Simplifying an equation with summation

Question

Could you help me simplify the following equation?

$\displaystyle 5500^{0.7}=\sum_{n=1}^\infty{(5500 + 2^n - x)^{0.7}\frac {1}{2^n}}$

What would be some good sources where I could get help regarding problems like this?

Answer 1

The only solution I can see is inspection (with the problem of the infinite summation).
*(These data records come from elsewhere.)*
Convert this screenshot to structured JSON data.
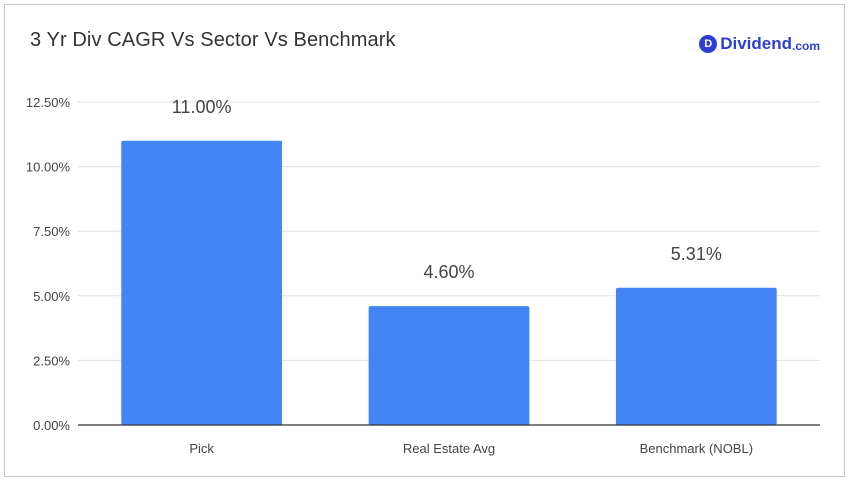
{
  "header": {
    "title": "3 Yr Div CAGR Vs Sector Vs Benchmark",
    "brand_letter": "D",
    "brand_name": "Dividend",
    "brand_tld": ".com"
  },
  "colors": {
    "bar": "#4285f4",
    "grid": "#e0e0e0",
    "axis": "#333333",
    "brand": "#2d3fd3"
  },
  "chart_data": {
    "type": "bar",
    "title": "3 Yr Div CAGR Vs Sector Vs Benchmark",
    "categories": [
      "Pick",
      "Real Estate Avg",
      "Benchmark (NOBL)"
    ],
    "values": [
      11.0,
      4.6,
      5.31
    ],
    "data_labels": [
      "11.00%",
      "4.60%",
      "5.31%"
    ],
    "yticks": [
      0,
      2.5,
      5,
      7.5,
      10,
      12.5
    ],
    "ytick_labels": [
      "0.00%",
      "2.50%",
      "5.00%",
      "7.50%",
      "10.00%",
      "12.50%"
    ],
    "ylim": [
      0,
      12.5
    ],
    "xlabel": "",
    "ylabel": "",
    "grid": true,
    "legend": "none"
  }
}
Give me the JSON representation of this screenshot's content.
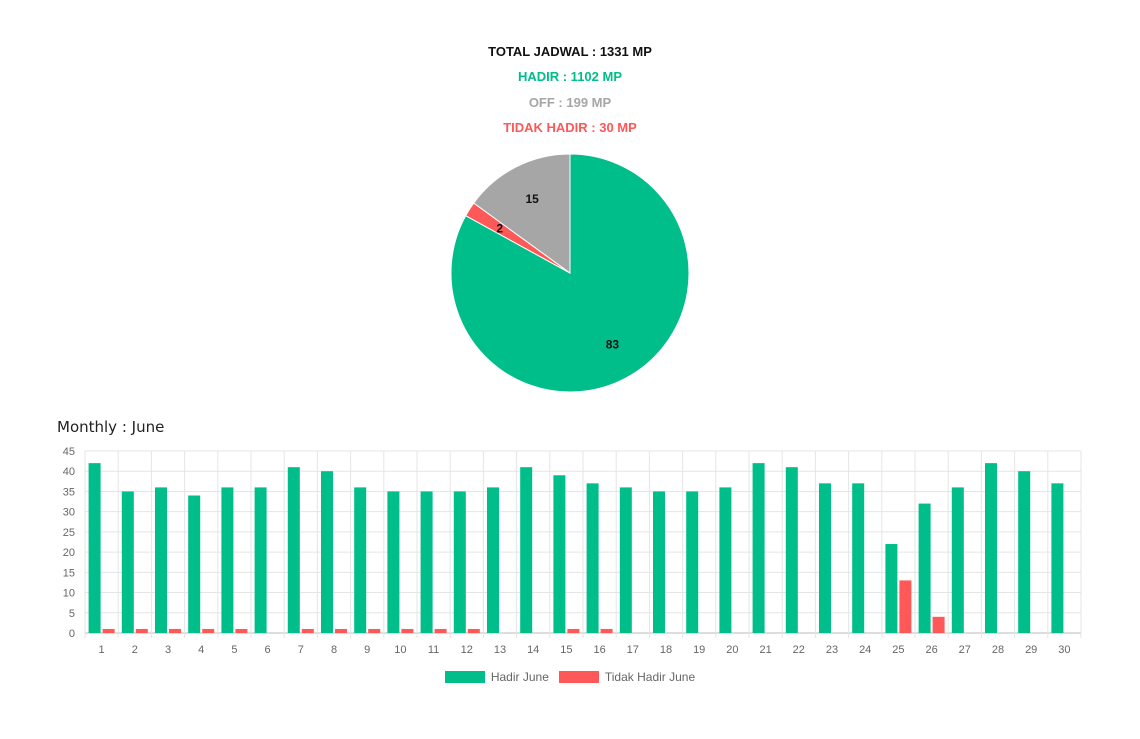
{
  "summary": {
    "total": "TOTAL JADWAL : 1331 MP",
    "hadir": "HADIR : 1102 MP",
    "off": "OFF : 199 MP",
    "tidak_hadir": "TIDAK HADIR : 30 MP"
  },
  "monthly_title": "Monthly : June",
  "colors": {
    "hadir": "#00be8a",
    "tidak_hadir": "#fe5858",
    "off": "#a6a6a6"
  },
  "chart_data": [
    {
      "type": "pie",
      "slices": [
        {
          "label": "83",
          "value": 83,
          "color": "#00be8a"
        },
        {
          "label": "2",
          "value": 2,
          "color": "#fe5858"
        },
        {
          "label": "15",
          "value": 15,
          "color": "#a6a6a6"
        }
      ]
    },
    {
      "type": "bar",
      "categories": [
        "1",
        "2",
        "3",
        "4",
        "5",
        "6",
        "7",
        "8",
        "9",
        "10",
        "11",
        "12",
        "13",
        "14",
        "15",
        "16",
        "17",
        "18",
        "19",
        "20",
        "21",
        "22",
        "23",
        "24",
        "25",
        "26",
        "27",
        "28",
        "29",
        "30"
      ],
      "ylim": [
        0,
        45
      ],
      "yticks": [
        0,
        5,
        10,
        15,
        20,
        25,
        30,
        35,
        40,
        45
      ],
      "series": [
        {
          "name": "Hadir June",
          "color": "#00be8a",
          "values": [
            42,
            35,
            36,
            34,
            36,
            36,
            41,
            40,
            36,
            35,
            35,
            35,
            36,
            41,
            39,
            37,
            36,
            35,
            35,
            36,
            42,
            41,
            37,
            37,
            22,
            32,
            36,
            42,
            40,
            37
          ]
        },
        {
          "name": "Tidak Hadir June",
          "color": "#fe5858",
          "values": [
            1,
            1,
            1,
            1,
            1,
            0,
            1,
            1,
            1,
            1,
            1,
            1,
            0,
            0,
            1,
            1,
            0,
            0,
            0,
            0,
            0,
            0,
            0,
            0,
            13,
            4,
            0,
            0,
            0,
            0
          ]
        }
      ],
      "legend_position": "bottom"
    }
  ]
}
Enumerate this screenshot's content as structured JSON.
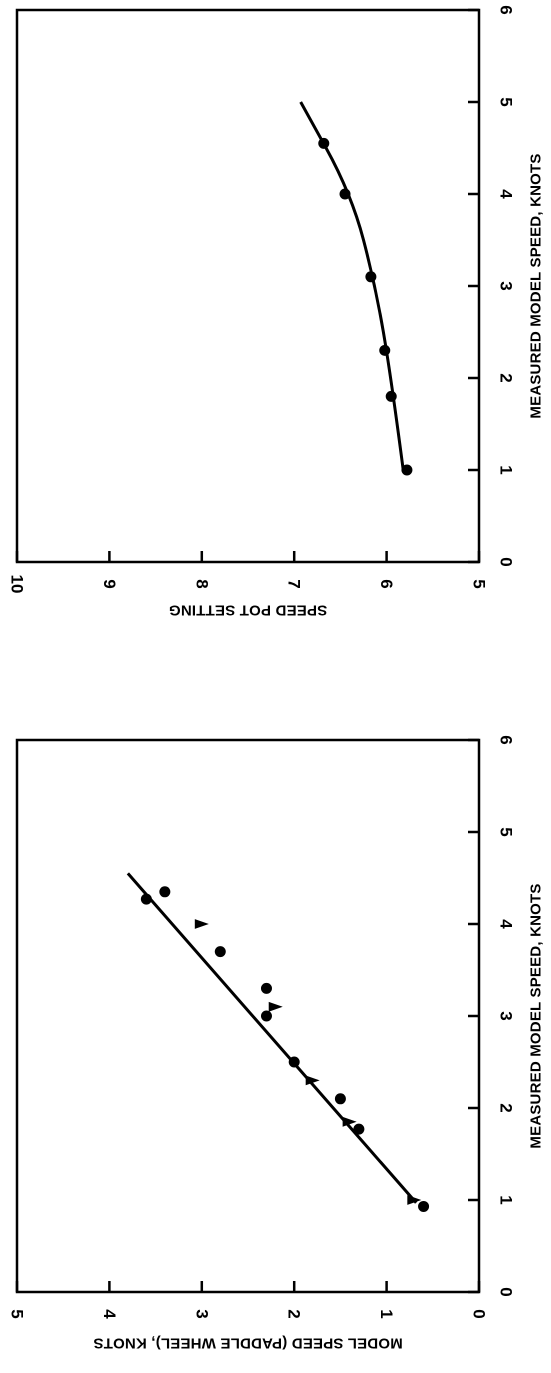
{
  "chart_data": [
    {
      "type": "scatter",
      "xlabel": "MEASURED MODEL SPEED, KNOTS",
      "ylabel": "SPEED POT SETTING",
      "xlim": [
        0,
        6
      ],
      "ylim": [
        5,
        10
      ],
      "x_ticks": [
        "0",
        "1",
        "2",
        "3",
        "4",
        "5",
        "6"
      ],
      "y_ticks": [
        "5",
        "6",
        "7",
        "8",
        "9",
        "10"
      ],
      "grid": false,
      "series": [
        {
          "marker": "circle",
          "points": [
            {
              "x": 1.0,
              "y": 5.78
            },
            {
              "x": 1.8,
              "y": 5.95
            },
            {
              "x": 2.3,
              "y": 6.02
            },
            {
              "x": 3.1,
              "y": 6.17
            },
            {
              "x": 4.0,
              "y": 6.45
            },
            {
              "x": 4.55,
              "y": 6.68
            }
          ]
        }
      ],
      "fit_curve": [
        {
          "x": 1.0,
          "y": 5.82
        },
        {
          "x": 2.0,
          "y": 5.95
        },
        {
          "x": 3.0,
          "y": 6.12
        },
        {
          "x": 4.0,
          "y": 6.38
        },
        {
          "x": 5.0,
          "y": 6.93
        }
      ]
    },
    {
      "type": "scatter",
      "xlabel": "MEASURED MODEL SPEED, KNOTS",
      "ylabel": "MODEL SPEED (PADDLE WHEEL), KNOTS",
      "xlim": [
        0,
        6
      ],
      "ylim": [
        0,
        5
      ],
      "x_ticks": [
        "0",
        "1",
        "2",
        "3",
        "4",
        "5",
        "6"
      ],
      "y_ticks": [
        "0",
        "1",
        "2",
        "3",
        "4",
        "5"
      ],
      "grid": false,
      "series": [
        {
          "marker": "circle",
          "points": [
            {
              "x": 0.93,
              "y": 0.6
            },
            {
              "x": 1.77,
              "y": 1.3
            },
            {
              "x": 2.1,
              "y": 1.5
            },
            {
              "x": 2.5,
              "y": 2.0
            },
            {
              "x": 3.0,
              "y": 2.3
            },
            {
              "x": 3.3,
              "y": 2.3
            },
            {
              "x": 3.7,
              "y": 2.8
            },
            {
              "x": 4.35,
              "y": 3.4
            },
            {
              "x": 4.27,
              "y": 3.6
            }
          ]
        },
        {
          "marker": "triangle",
          "points": [
            {
              "x": 1.0,
              "y": 0.7
            },
            {
              "x": 1.85,
              "y": 1.4
            },
            {
              "x": 2.3,
              "y": 1.8
            },
            {
              "x": 3.1,
              "y": 2.2
            },
            {
              "x": 4.0,
              "y": 3.0
            }
          ]
        }
      ],
      "fit_curve": [
        {
          "x": 0.97,
          "y": 0.68
        },
        {
          "x": 4.55,
          "y": 3.8
        }
      ]
    }
  ]
}
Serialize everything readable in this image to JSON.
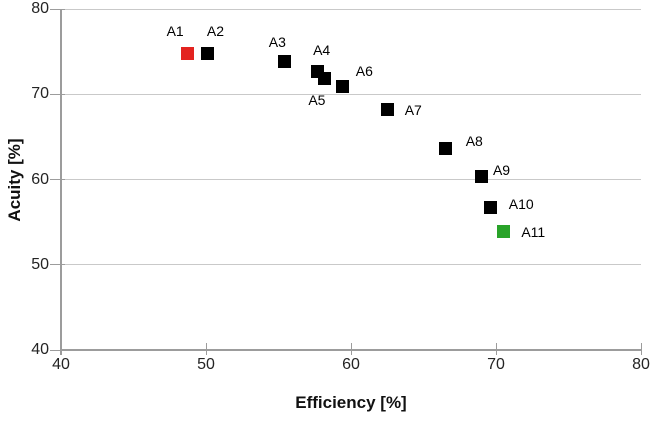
{
  "chart_data": {
    "type": "scatter",
    "title": "",
    "xlabel": "Efficiency [%]",
    "ylabel": "Acuity [%]",
    "xlim": [
      40,
      80
    ],
    "ylim": [
      40,
      80
    ],
    "x_ticks": [
      40,
      50,
      60,
      70,
      80
    ],
    "y_ticks": [
      40,
      50,
      60,
      70,
      80
    ],
    "grid": "horizontal-only",
    "legend": "none",
    "marker_shape": "square",
    "default_marker_color": "#000000",
    "points": [
      {
        "label": "A1",
        "x": 48.7,
        "y": 74.8,
        "color": "#e32320",
        "label_offset": [
          -12,
          -22
        ]
      },
      {
        "label": "A2",
        "x": 50.1,
        "y": 74.8,
        "color": "#000000",
        "label_offset": [
          8,
          -22
        ]
      },
      {
        "label": "A3",
        "x": 55.4,
        "y": 73.8,
        "color": "#000000",
        "label_offset": [
          -7,
          -20
        ]
      },
      {
        "label": "A4",
        "x": 57.7,
        "y": 72.7,
        "color": "#000000",
        "label_offset": [
          4,
          -21
        ]
      },
      {
        "label": "A5",
        "x": 58.2,
        "y": 71.8,
        "color": "#000000",
        "label_offset": [
          -8,
          21
        ]
      },
      {
        "label": "A6",
        "x": 59.4,
        "y": 70.9,
        "color": "#000000",
        "label_offset": [
          22,
          -16
        ]
      },
      {
        "label": "A7",
        "x": 62.5,
        "y": 68.2,
        "color": "#000000",
        "label_offset": [
          26,
          0
        ]
      },
      {
        "label": "A8",
        "x": 66.5,
        "y": 63.6,
        "color": "#000000",
        "label_offset": [
          29,
          -8
        ]
      },
      {
        "label": "A9",
        "x": 69.0,
        "y": 60.4,
        "color": "#000000",
        "label_offset": [
          20,
          -6
        ]
      },
      {
        "label": "A10",
        "x": 69.6,
        "y": 56.7,
        "color": "#000000",
        "label_offset": [
          31,
          -4
        ]
      },
      {
        "label": "A11",
        "x": 70.5,
        "y": 53.9,
        "color": "#29a329",
        "label_offset": [
          30,
          0
        ]
      }
    ],
    "axis_colors": {
      "gridline": "#c9c9c9",
      "axis_line": "#9c9c9c",
      "tick_text": "#242424"
    }
  }
}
For an approximation, consider that you look for the zero of function $$f(x)= \sum_{n=1}^\infty{\frac{(5500 + 2^n - x)^{ 7/{10}}}{2^n}}-5500^{ 7/{10}}$$ Assuming that $x$ is small, expand as a Taylor series around $x=0$ to get $$f(x)=-5500^{ 7/{10}}+\sum_{n=1}^\infty 2^{-n} \left(2^n+5500\right)^{7/10}-\frac 75x\sum_{n=1}^\infty\frac{ 2^{-(n+1)} }{ \left(2^n+5500\right)^{3/10}}+O\left(x^2\right)$$

Using a speadsheet, the partial sums converge quite fast $$\left( \begin{array}{ccc} p & \Sigma_1 & \Sigma_2 \\ 10 & 415.317 & 0.0376882 \\ 20 & 416.058 & 0.0377188 \\ 30 & 416.118 & 0.0377188 \\ 40 & 416.125 & 0.0377188 \\ 50 & 416.126 & 0.0377188 \end{array} \right)$$ which means that we are left with $$-415.197+416.126-1.4\times 0.0377188\,x=0 \implies x=17.5926$$

Working with exact arithmetic and summations to infinity, the solution is $x=17.5921$.

For $x=17.5926$, $f(x)=-2.50\times 10^{-5}$ and for $x=17.5921$, $f(x)=1.46\times 10^{-6}$.